Section author: Michael S. Chapman <chapmanms@missouri.edu>

Module author: Michael S. Chapman <chapmanms@missouri.edu>

Authors:

Michael S. Chapman <chapmanms@missour.edi>,

Oregon Health & Science University and University of Missouri

Version:

1, Nov 26, 2024

Usage:

cns_rsref [RSRef-options] < cns.inp...

Synopsis

The RSRef package compares/refines the agreement between an atomic model and an electron density map.
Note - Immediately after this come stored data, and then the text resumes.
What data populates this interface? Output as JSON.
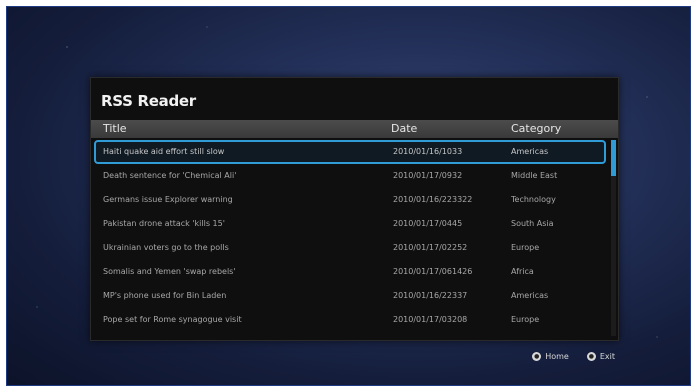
{
  "app": {
    "title": "RSS Reader"
  },
  "table": {
    "columns": {
      "title": "Title",
      "date": "Date",
      "category": "Category"
    },
    "rows": [
      {
        "title": "Haiti quake aid effort still slow",
        "date": "2010/01/16/1033",
        "category": "Americas"
      },
      {
        "title": "Death sentence for 'Chemical Ali'",
        "date": "2010/01/17/0932",
        "category": "Middle East"
      },
      {
        "title": "Germans issue Explorer warning",
        "date": "2010/01/16/223322",
        "category": "Technology"
      },
      {
        "title": "Pakistan drone attack 'kills 15'",
        "date": "2010/01/17/0445",
        "category": "South Asia"
      },
      {
        "title": "Ukrainian voters go to the polls",
        "date": "2010/01/17/02252",
        "category": "Europe"
      },
      {
        "title": "Somalis and Yemen 'swap rebels'",
        "date": "2010/01/17/061426",
        "category": "Africa"
      },
      {
        "title": "MP's phone used for Bin Laden",
        "date": "2010/01/16/22337",
        "category": "Americas"
      },
      {
        "title": "Pope set for Rome synagogue visit",
        "date": "2010/01/17/03208",
        "category": "Europe"
      }
    ],
    "selected_index": 0
  },
  "footer": {
    "home_label": "Home",
    "exit_label": "Exit",
    "home_icon": "home-button-icon",
    "exit_icon": "exit-button-icon"
  },
  "colors": {
    "accent": "#2f9cd6"
  }
}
Embedded within CNS, stereochemical restraints are available, and a number of optimizers are supported, including Cartesian or torsion angle dynamics.

Note

Most users will currently require the CNS extension to do restrained all-atom xyz-position optimization. Other tasks, such as rigid-group, B-factor, image (resolution) as well as internal coordinate (backbone phi/psi) optimizations can be done without. Work is underway on a python implementation of stereochemical restraints that might further limit the need for the CNS extension to a small subset of users.

Usage

Refinement is run from CNS, substituting the RRES energy term calculated by RSRef. From coordinates supplied by CNS, RSRef returns the density-fit “energy” and the partial derivatives (gradients) needed for refinement.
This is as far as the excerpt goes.